What is prefabricated or modular construction? The industry defines prefabrication as a method of construction that uses components that are manufactured off-site and then assembled at the job site. This method can be done with nearly every part of a new structure.
Once the pieces are in place, subcontractors and other specialists can step in. They complete infrastructure systems that make the building safe and livable.
Prefabricated construction isn’t necessarily a new technology. It is, however, just starting to make its way into the construction industry as a whole. This sector has historically been one of the slowest to adopt new technologies and techniques. As such, that applies to the adoption of prefabricated construction.
Benefits of Construction Prefabs
What are the benefits of utilizing prefabricated structures in the construction industry?
Prefabricated structures are ideal for any project that is incredibly redundant. These include hotels or multi-family structures that have a large number of similar rooms. Instead of having to build the structure again and again, prefabricated construction can create duplicate components, assembly line-style. This sort of prefabricated structure can also be assembled in a fraction of the time. It’s a little more complicated than putting Tab A into Slot B, but not by much.
On the sustainable side of things, prefabricated construction is better for the environment. Utilizing prefabricated structures reduces the number of deliveries necessary to complete a project by up to 90%. This reduces the number of direct carbon emissions caused by the industry. It also decreases energy consumption on the job site and, once the project is done, cuts the amount of waste that might otherwise end up in landfills.
Traditional construction projects generate upwards of 56 million tons of waste and debris every year. Since there is little to no need for raw materials on a prefab construction site, there is no waste to haul away at the end of the day.
Prefabricated structures are built to last, but they don’t have to. Once they’ve outlived their usefulness, they can be disassembled and moved, reused, or recycled into new structures. Imagine building a house or a business then discovering that your chosen location is in a flood plain or prone to wildfires. Instead of abandoning your already-built structure and starting over, you could potentially disassemble the prefab and have it reassembled in an entirely new location.
Versatile and Forward-Thinking
One of the often overlooked benefits of prefabricated construction is the fact that it makes it easier to incorporate green materials, techniques, and technologies directly into your build. Instead of building a new house and then having solar panels installed on the roof or eco-friendly insulation piped into the walls, you can incorporate all of these features directly into your design. You won’t need solar installers — just a skilled electrician to hook the panels up to the home’s grid.
The construction industry as a whole is looking for ways to shrink its carbon footprint and improve the sustainability of its projects. Sure, it isn’t a foolproof way to eliminate construction and demolition waste. However, it is a step in the right direction when it comes to reducing waste in the industry and creating a more sustainable future for construction as a whole.
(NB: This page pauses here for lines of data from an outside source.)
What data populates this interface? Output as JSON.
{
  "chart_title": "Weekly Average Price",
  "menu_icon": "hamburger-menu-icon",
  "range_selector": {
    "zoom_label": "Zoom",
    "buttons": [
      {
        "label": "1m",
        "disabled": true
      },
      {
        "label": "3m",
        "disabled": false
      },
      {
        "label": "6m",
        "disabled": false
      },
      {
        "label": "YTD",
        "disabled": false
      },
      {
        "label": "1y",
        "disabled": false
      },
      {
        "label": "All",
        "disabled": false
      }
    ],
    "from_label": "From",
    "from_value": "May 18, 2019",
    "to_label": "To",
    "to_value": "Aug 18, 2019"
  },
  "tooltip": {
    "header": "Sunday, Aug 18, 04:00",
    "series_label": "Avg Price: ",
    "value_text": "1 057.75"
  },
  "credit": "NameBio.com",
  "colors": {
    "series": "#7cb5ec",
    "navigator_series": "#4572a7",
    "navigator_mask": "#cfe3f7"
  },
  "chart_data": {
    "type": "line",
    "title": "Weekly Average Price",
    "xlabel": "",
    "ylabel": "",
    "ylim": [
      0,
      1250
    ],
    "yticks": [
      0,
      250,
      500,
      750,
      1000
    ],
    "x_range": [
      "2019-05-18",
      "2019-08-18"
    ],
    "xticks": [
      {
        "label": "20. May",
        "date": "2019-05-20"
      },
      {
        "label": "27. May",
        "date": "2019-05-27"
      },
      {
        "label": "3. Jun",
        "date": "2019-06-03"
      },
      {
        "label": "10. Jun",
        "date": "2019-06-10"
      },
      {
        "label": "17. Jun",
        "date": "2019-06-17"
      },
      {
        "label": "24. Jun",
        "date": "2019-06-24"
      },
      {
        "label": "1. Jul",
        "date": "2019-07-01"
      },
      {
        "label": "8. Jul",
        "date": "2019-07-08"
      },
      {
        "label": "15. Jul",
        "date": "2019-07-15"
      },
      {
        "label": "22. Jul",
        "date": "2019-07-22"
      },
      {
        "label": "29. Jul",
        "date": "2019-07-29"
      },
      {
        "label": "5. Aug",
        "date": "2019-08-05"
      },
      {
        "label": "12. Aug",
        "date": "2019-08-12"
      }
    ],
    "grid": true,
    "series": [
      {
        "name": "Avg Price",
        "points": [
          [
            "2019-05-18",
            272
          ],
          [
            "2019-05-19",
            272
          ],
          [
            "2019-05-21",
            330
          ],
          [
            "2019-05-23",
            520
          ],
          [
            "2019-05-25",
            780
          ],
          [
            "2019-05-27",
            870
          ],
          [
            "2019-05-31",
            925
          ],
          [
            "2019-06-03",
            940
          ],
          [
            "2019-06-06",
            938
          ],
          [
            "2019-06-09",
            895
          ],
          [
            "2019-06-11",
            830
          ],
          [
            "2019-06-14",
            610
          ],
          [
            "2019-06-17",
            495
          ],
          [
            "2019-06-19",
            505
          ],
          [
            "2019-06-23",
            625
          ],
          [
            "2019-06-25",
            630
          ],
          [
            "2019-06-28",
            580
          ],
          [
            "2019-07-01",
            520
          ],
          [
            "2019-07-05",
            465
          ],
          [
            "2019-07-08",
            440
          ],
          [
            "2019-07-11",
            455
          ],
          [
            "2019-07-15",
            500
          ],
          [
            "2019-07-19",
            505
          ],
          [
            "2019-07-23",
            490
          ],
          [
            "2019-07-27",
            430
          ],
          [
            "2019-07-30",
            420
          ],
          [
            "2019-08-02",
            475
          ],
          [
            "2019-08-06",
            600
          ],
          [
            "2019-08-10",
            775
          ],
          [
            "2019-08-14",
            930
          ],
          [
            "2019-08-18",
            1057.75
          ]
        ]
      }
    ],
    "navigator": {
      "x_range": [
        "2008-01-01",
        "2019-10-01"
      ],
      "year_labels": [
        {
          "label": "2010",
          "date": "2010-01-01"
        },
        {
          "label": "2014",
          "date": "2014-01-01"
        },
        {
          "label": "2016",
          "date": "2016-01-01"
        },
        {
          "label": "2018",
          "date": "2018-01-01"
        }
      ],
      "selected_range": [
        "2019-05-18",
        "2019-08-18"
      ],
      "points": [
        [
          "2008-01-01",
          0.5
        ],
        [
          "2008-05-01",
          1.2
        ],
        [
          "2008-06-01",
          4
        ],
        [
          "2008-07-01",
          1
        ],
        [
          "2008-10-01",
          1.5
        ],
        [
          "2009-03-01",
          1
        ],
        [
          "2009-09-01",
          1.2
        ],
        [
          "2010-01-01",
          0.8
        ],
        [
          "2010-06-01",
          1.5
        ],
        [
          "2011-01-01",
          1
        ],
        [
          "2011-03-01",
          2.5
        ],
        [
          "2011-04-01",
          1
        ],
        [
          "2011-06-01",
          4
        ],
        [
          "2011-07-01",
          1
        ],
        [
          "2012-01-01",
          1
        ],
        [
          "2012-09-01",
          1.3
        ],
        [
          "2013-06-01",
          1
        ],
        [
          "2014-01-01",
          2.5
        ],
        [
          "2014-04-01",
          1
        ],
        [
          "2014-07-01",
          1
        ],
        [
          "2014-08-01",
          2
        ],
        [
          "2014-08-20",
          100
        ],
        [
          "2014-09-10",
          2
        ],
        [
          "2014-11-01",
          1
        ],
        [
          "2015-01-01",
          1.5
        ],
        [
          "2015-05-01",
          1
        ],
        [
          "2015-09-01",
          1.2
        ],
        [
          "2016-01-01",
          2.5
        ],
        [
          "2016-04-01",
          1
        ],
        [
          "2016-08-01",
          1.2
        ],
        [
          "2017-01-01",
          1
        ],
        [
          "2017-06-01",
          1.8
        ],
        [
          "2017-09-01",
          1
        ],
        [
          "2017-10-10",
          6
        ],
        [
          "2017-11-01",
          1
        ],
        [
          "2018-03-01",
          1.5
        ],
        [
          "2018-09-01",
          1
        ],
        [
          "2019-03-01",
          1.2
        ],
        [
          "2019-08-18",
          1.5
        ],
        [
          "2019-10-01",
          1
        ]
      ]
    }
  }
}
Prefabrication: Looking Toward the Future of Construction
The construction industry hasn’t changed much in the last century. However, if sustainability is the goal, big shifts are going to be necessary. Utilizing prefabricated structures is just a single piece of the puzzle, but it will play an enormous role in reducing job site waste and emissions, as well as shrinking energy consumption and even reducing the amount of time necessary to bring a new structure to completion.
It is essential for construction companies to start adopting new technologies and exploring their options. We’re all in this together to create a greener and more sustainable construction future.